3. Fase Runtuhnya Kerajaan Sriwijaya

Di sekitar Palembang dan sekitarnya kemudian bermunculan kekuatan-kekuatan lokal seperti Panglima Bagus Kuning di hilir Sungai Musi, Si Gentar Alam di daerah Perbukitan, Tuan Bosai dan Junjungan Kuat di daerah hulu Sungai Komering, Panglima Gumay di sepanjang Bukit Barisan dan sebagainya. Pada fase inilah Parameswara yang mendirikan Tumasik (Singapura) dan Kerajaan Malaka hidup, dan pada fase inilah juga terjadi kontak fisik secara langsung dengan para pengembara dari Arab dan Gujarat.

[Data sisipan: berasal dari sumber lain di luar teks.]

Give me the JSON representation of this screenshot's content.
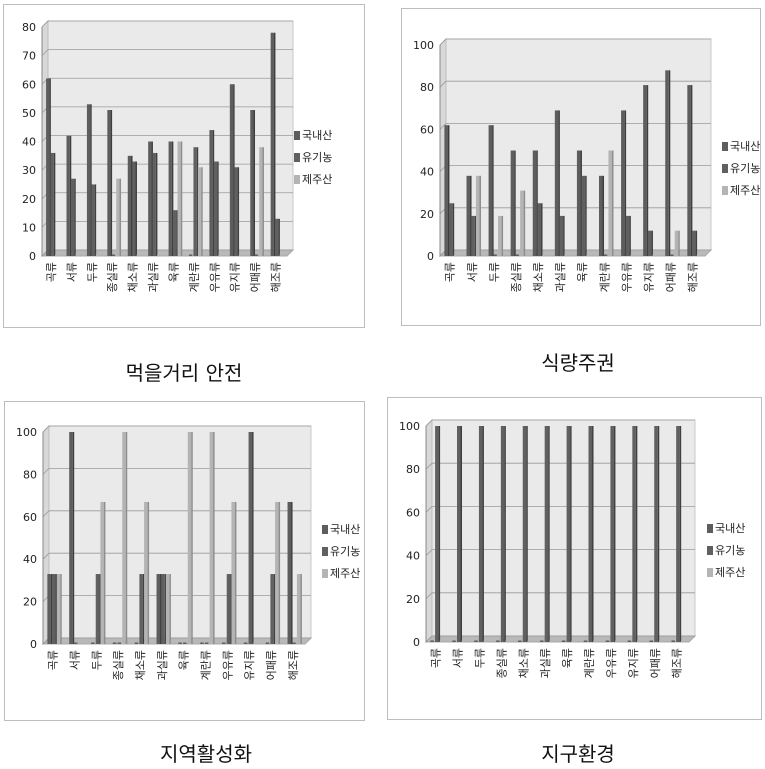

4. Fase Kesultanan Palembang Darussalam

Hancurnya Majapahit di Jawa secara tidak langsung memberikan andil pada kekuatan lama hasil dari Ekspedisi Pamalayu di Sumatera. Beberapa tokoh penting di balik hancurnya Majapahit seperti Raden Patah, Ario Dillah (Ario Damar) dan Pati Unus merupakan tokoh-tokoh yang erat kaitanya dengan Palembang. Setelah Kesultanan Demak yang merupakan 'pengganti' dari Majapahit di Jawa berdiri, di Palembang tak lama kemudian berdiri pula 'Kesultanan Palembang Darussalam' dengan 'Susuhunan Abddurrahaman Khalifatul Mukmiminin Sayyidul Iman' sebagai raja pertamanya. Kerajaan ini mengawinkan dua kebudayaan, maritim peninggalan dari Sriwijaya dan agraris dari Majapahit dan menjadi pusat perdagangan yang paling besar di Semenanjung Malaka pada masanya. Salah satu raja yang paling terkenal pada masa ini adalah Sultan Mahmud Badaruddin II yang sempat menang tiga kali pada pertempuran melawan Eropa (Belanda dan Inggris).

5. Fase Kolonialisme

Setelah jatuhnya Kesultanan Palembang Darussalam pasca kalahnya Sultan Mahmud Badaruddin II pada pertempuran yang keempat melawan Belanda yang pada saat ini turun dengan kekuatan besar pimpinan Jendral de Kock, maka Palembang nyaris menjadi kerajaan bawahan. Beberapa Sultan setelah Sultan Mahmud Badaruddin II yang menyatakan menyerah kepada Belanda berusaha untuk memberontak tetapi kesemuanya gagal dan berakhir dengan pembumihangusan bangunan kesultanan untuk menghilangkan simbol-simbol kesultanan. Setelah itu Palembang dibagi menjadi dua keresidenan besar, dan pemukiman di Palembang dibagi menjadi daerah Ilir dan Ulu
Penduduk Palembang merupakan cabang dari masyarakat melayu, dan menggunakan bahasa melayu sebagai bahasa sehari-hari, namun para pendatang daerah seringkali menggunakan bahasa daerahnya sebagai bahasa sehari-hari, seperti bahasa komering, rawas, lahat, dsb. Pendatang dari luar Sumatera Selatan terkadang juga menggunakan bahasa daerahnya sebagai bahasa sehari-hari dalam keluarga atau komunitas kedaerahan, seperti pendatang dari Pulau Jawa dan daerah-daerah lain di Indonesia. Namun untuk berkomunikasi dengan warga Palembang lain, penduduk umumnya menggunakan Bahasa Palembang sebagai bahasa pengantar sehari-hari. Selain penduduk Palembang asli, di Palembang terdapat pula warga pendatang dan warga keturunan, warga pendatang seperti dari Pulau Jawa, Madura, Sulawesi (Makassar dan Manado), Papua, Wilayah Sumatera Lainnya. Warga Keturunan terutama Tionghoa, Arab dan India.